Metadata-Version: 2.4
Name: macroframe-forecast
Version: 0.1.6
Summary: Macroframework forecasting with accounting identities
Project-URL: homepage, https://github.com/sakaiando/macroframe-forecast
Project-URL: repository, https://github.com/sakaiando/macroframe-forecast
Maintainer-email: Sakai Ando <sando@imf.org>, Sultan Orazbayev <sorazbayev@imf.org>
License-File: LICENSE
Keywords: econometrics,forecasting,high-dimensional forecasting,macroeconomic identities,macroframework
Classifier: Intended Audience :: Developers
Classifier: Intended Audience :: Education
Classifier: Intended Audience :: Other Audience
Classifier: Intended Audience :: Science/Research
Classifier: Programming Language :: Python :: 3 :: Only
Classifier: Programming Language :: Python :: 3.11
Classifier: Programming Language :: Python :: 3.12
Classifier: Topic :: Scientific/Engineering
Classifier: Topic :: Scientific/Engineering :: Information Analysis
Classifier: Topic :: Scientific/Engineering :: Mathematics
Requires-Python: >=3.11
Requires-Dist: cvxpy>=1.5.3
Requires-Dist: dask[dataframe]>=2024.8.1
Requires-Dist: distributed>=2024.2.0
Requires-Dist: matplotlib>=3.10.3
Requires-Dist: numpy>=1.26.3
Requires-Dist: pandas>=2.2.0
Requires-Dist: scikit-learn>=1.4.0
Requires-Dist: scipy>=1.12.0
Requires-Dist: sktime>=0.27.0
Requires-Dist: statsmodels>=0.14.4
Requires-Dist: sympy>=1.12
Description-Content-Type: text/markdown

# `macroframe-forecast`: a Python package to assist with macroframework forecasting


[![!pypi](https://img.shields.io/pypi/v/macroframe-forecast?color=green)](https://pypi.org/project/macroframe-forecast/) [![Downloads](https://static.pepy.tech/personalized-badge/macroframe-forecast?period=total&units=international_system&left_color=grey&right_color=blue&left_text=cumulative%20(pypi))](https://pepy.tech/project/macroframe-forecast)

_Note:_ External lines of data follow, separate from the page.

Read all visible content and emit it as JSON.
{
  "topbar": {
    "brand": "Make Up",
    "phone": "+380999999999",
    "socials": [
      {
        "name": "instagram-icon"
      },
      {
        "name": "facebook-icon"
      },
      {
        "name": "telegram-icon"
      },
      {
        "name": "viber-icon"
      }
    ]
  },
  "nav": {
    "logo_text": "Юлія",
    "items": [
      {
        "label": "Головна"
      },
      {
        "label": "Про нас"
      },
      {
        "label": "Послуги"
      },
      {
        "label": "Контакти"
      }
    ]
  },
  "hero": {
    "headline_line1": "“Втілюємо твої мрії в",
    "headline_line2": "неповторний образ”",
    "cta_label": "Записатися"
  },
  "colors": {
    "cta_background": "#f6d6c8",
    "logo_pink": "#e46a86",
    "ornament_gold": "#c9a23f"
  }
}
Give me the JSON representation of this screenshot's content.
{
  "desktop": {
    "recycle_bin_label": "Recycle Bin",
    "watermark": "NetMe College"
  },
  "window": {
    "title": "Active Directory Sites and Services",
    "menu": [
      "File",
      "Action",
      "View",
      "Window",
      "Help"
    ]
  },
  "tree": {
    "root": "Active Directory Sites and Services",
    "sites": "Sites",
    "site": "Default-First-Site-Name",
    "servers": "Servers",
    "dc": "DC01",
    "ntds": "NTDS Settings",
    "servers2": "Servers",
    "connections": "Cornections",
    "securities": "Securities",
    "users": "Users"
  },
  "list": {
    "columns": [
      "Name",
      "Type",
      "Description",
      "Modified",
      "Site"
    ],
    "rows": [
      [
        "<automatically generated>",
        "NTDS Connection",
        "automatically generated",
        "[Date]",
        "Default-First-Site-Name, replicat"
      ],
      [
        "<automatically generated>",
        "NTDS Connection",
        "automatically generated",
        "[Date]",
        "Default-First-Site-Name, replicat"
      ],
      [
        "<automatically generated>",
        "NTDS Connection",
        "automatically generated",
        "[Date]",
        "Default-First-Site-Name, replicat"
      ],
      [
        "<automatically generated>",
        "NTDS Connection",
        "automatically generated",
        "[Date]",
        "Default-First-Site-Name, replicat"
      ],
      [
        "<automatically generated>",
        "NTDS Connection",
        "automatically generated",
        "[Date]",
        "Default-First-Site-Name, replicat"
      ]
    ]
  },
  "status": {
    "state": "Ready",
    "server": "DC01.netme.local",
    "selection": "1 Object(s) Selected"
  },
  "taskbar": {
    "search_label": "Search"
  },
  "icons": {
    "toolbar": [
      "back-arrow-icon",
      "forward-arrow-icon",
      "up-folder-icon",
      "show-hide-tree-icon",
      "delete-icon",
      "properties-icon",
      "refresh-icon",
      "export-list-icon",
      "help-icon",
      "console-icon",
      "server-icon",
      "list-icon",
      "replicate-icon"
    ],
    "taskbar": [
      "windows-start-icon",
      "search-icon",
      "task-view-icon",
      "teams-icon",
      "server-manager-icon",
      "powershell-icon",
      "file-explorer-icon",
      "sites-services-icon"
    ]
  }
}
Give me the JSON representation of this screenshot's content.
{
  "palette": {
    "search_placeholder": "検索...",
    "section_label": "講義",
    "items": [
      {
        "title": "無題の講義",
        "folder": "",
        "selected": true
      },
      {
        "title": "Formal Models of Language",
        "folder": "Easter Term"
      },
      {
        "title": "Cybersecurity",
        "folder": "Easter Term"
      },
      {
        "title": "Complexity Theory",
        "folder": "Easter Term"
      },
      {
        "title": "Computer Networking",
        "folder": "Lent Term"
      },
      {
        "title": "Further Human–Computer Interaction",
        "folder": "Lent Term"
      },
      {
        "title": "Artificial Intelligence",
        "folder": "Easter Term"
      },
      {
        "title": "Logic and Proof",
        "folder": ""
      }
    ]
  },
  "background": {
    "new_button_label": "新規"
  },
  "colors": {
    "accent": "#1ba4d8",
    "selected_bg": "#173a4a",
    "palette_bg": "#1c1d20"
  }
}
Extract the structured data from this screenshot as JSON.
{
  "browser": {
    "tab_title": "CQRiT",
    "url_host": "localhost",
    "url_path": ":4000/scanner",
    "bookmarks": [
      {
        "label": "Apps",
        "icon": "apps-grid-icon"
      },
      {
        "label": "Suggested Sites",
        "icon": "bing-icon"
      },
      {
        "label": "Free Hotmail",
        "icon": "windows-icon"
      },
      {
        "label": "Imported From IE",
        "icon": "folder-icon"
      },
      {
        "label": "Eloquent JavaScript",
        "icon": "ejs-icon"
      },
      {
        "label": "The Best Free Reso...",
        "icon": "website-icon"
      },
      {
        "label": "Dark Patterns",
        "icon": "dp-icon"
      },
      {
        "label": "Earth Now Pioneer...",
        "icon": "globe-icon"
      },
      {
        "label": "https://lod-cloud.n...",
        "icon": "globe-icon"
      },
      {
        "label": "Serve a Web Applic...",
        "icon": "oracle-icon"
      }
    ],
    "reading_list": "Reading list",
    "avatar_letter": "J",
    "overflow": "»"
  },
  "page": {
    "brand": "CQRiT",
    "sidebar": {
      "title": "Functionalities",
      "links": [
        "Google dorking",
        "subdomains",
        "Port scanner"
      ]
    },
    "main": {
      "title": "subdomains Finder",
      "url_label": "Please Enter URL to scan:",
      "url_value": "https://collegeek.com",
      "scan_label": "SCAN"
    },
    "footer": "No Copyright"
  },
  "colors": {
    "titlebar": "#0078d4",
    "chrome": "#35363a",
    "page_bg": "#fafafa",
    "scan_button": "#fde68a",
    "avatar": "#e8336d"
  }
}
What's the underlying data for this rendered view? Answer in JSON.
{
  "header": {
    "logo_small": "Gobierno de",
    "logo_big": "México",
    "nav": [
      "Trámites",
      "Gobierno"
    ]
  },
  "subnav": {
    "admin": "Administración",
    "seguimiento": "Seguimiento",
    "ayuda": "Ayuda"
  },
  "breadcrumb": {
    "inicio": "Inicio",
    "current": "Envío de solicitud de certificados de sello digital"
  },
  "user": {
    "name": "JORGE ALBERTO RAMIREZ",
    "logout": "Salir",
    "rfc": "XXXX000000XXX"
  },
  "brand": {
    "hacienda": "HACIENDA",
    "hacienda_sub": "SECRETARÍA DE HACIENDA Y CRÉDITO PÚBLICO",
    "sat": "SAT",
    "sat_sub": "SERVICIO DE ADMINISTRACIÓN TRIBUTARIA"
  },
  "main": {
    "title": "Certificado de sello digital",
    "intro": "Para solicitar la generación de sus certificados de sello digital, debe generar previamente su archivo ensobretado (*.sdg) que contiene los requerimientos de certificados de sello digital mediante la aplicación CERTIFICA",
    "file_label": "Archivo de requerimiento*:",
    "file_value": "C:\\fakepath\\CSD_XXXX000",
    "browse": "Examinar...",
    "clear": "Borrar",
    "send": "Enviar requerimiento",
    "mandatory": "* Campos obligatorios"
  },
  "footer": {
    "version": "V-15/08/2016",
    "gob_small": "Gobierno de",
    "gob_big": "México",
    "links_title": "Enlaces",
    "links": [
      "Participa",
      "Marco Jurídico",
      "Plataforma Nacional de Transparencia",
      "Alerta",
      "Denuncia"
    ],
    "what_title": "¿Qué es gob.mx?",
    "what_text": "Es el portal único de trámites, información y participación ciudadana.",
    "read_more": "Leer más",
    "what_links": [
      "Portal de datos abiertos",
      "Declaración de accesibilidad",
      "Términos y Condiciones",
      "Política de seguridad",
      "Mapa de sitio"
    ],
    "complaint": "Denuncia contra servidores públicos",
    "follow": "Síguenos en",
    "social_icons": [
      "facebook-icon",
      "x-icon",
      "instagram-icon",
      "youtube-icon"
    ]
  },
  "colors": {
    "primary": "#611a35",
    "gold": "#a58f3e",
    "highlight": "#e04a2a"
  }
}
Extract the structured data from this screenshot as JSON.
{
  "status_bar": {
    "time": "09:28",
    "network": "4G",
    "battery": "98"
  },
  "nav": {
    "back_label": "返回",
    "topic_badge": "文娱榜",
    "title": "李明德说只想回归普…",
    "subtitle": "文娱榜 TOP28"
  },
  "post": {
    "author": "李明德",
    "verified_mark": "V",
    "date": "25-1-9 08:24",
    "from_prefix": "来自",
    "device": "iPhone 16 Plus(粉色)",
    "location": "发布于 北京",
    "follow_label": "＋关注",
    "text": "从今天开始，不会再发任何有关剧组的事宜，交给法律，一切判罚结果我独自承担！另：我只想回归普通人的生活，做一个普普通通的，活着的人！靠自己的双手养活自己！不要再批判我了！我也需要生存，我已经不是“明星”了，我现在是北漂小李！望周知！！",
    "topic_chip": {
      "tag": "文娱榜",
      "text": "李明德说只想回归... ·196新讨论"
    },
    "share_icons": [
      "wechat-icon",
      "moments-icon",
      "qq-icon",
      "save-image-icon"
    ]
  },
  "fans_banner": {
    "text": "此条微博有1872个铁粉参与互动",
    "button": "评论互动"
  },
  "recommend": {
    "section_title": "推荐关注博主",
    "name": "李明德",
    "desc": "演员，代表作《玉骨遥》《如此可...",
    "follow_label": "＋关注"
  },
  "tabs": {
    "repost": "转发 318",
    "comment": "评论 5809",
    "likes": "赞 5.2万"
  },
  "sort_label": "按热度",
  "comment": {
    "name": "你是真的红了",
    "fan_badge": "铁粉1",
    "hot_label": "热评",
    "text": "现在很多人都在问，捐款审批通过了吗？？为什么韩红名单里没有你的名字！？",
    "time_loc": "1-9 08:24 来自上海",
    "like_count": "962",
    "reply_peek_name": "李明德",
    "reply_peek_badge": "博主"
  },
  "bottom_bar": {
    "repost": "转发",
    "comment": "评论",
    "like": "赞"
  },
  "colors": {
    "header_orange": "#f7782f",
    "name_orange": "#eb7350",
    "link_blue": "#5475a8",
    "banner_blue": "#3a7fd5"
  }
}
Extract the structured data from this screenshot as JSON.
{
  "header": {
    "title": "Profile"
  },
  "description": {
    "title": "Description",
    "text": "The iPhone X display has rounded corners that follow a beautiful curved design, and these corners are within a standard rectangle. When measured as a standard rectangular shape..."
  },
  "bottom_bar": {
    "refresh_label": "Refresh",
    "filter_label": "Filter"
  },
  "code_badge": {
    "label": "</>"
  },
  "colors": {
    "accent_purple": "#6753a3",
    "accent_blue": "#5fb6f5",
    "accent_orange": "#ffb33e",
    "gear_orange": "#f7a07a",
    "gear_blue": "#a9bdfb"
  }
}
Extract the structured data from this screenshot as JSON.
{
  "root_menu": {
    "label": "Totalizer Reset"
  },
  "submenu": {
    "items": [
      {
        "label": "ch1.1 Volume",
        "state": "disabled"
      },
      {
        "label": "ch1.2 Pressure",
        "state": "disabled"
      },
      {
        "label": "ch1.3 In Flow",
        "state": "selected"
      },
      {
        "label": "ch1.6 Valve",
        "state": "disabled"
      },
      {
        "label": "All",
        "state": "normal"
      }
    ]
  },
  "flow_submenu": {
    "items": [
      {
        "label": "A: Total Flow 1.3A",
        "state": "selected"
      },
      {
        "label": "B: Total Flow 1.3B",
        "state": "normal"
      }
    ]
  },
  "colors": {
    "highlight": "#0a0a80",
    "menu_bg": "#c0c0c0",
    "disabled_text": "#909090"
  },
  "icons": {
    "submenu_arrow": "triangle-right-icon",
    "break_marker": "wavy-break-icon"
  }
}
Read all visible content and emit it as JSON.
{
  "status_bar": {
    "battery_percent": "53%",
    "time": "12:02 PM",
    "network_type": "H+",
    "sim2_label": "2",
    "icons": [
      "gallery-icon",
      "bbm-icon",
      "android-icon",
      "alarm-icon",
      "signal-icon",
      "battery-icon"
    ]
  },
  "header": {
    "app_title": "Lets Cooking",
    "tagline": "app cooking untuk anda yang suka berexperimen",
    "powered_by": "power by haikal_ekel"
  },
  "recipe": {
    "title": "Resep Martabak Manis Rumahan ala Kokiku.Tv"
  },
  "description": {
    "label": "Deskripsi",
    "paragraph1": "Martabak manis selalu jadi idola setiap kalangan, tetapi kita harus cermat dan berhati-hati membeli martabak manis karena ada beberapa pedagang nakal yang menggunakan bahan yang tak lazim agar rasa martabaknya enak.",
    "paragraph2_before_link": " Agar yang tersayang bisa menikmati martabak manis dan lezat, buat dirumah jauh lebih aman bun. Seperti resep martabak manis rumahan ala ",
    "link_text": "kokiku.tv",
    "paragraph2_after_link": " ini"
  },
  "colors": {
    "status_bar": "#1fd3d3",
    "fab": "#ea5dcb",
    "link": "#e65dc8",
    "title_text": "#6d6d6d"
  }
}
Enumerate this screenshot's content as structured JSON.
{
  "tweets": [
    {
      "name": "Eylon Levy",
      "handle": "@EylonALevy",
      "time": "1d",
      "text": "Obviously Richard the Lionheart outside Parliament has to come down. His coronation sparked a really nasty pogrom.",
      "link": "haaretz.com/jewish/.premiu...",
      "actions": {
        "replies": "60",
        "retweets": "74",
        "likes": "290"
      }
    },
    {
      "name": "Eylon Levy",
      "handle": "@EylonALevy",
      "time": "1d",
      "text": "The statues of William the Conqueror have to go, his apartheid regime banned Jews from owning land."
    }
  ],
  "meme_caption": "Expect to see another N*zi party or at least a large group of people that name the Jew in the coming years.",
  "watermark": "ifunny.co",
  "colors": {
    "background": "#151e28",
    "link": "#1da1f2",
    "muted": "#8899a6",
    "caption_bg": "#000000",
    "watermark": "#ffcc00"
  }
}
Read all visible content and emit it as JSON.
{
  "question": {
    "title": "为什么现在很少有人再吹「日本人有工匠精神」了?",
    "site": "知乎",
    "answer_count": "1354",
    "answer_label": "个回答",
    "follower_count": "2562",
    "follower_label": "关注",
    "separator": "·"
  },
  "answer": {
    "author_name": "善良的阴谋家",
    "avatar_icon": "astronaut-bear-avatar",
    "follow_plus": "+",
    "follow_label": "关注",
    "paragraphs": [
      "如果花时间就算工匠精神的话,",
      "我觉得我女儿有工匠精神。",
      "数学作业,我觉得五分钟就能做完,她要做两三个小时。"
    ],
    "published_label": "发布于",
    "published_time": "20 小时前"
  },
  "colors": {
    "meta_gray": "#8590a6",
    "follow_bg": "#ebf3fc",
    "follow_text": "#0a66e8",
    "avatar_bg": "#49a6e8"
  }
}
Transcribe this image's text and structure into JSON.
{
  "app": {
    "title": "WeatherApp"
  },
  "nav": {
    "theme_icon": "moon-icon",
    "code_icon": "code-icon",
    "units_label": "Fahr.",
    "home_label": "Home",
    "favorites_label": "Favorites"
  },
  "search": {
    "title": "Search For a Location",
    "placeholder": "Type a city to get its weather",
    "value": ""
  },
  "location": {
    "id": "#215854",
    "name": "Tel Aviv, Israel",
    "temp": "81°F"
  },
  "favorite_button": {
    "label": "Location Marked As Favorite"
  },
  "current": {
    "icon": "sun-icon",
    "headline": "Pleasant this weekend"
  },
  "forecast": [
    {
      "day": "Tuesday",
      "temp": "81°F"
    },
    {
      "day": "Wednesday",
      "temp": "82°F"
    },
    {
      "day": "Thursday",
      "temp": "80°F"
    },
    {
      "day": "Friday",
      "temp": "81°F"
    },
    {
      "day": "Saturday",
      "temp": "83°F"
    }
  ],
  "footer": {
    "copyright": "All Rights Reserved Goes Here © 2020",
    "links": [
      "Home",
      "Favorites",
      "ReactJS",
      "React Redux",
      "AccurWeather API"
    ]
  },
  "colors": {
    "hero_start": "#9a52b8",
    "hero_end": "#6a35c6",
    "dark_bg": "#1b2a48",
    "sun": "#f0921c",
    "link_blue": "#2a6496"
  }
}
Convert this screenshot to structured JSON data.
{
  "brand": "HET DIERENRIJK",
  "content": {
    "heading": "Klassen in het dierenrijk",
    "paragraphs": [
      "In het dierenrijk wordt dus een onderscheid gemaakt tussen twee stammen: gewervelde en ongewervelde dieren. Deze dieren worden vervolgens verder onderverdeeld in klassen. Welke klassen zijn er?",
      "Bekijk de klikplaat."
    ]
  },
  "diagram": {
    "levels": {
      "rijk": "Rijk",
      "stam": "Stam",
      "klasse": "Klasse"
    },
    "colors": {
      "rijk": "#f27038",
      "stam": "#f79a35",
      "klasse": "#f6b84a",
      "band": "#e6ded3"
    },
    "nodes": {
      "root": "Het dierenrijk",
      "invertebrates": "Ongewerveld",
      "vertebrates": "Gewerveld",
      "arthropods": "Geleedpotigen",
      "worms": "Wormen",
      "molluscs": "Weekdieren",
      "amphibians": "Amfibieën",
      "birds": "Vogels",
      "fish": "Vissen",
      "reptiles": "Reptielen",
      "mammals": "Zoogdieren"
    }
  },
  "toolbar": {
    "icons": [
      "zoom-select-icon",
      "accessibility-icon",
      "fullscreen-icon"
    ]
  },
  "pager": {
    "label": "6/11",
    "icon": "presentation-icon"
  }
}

This package is based on the following papers:
* [A Python Package to Assist Macroframework Forecasting: Concepts and Examples (2025)](https://www.imf.org/en/Publications/WP/Issues/2025/08/29/A-Python-Package-to-Assist-Macroframework-Forecasting-Concepts-and-Examples-570041).
* [Smooth Forecast Reconciliation (2024)](https://www.imf.org/en/Publications/WP/Issues/2024/03/22/Smooth-Forecast-Reconciliation-546654)
* [Systematizing Macroframework Forecasting: High-Dimensional Conditional Forecasting with Accounting Identities (2023)](https://link.springer.com/article/10.1057/s41308-023-00225-8)

# Documentation

Please refer to [this link](https://sakaiando.github.io/macroframe-forecast/) for documentation.

# Installation

To install the `macroframe-forecast` package, run the following from the repository root:

```shell
pip install macroframe-forecast
```

# Quick start

```python
import numpy as np
import pandas as pd
import matplotlib.pyplot as plt
from macroframe_forecast import MFF

# true data
df_true = pd.DataFrame({
    'var1': np.random.randn(30),  # 100 random values from normal distribution
    'var2': np.random.randn(30)
})
df_true['sum'] = df_true['var1'] + df_true['var2']

# input dataframe
df = df_true.copy()
fh = 5
df.iloc[-fh:, 1:] = np.nan

# apply MFF
m = MFF(df, equality_constraints=['var1_? + var2_? - sum_?'])
df2 = m.fit()

# plots results
fig,axes = plt.subplots(3,1,sharey=True, figsize=(9,9))

axes[0].plot(df2['var2'], label='forecasted var2')
axes[0].plot(df_true['var2'], label='true var2')
axes[0].legend()

axes[1].plot(df2['sum'], label='forecasted sum')
axes[1].plot(df_true['sum'], label='true sum')
axes[1].legend()

axes[2].plot( df2['var1'] + df2['var2'] - df2['sum'], label='summation error')
axes[2].legend()
```

# Disclaimer

Reuse of this tool and IMF information does not imply any endorsement of the research and/or product. Any research presented should not be reported as representing the views of the IMF, its Executive Board, or member governments.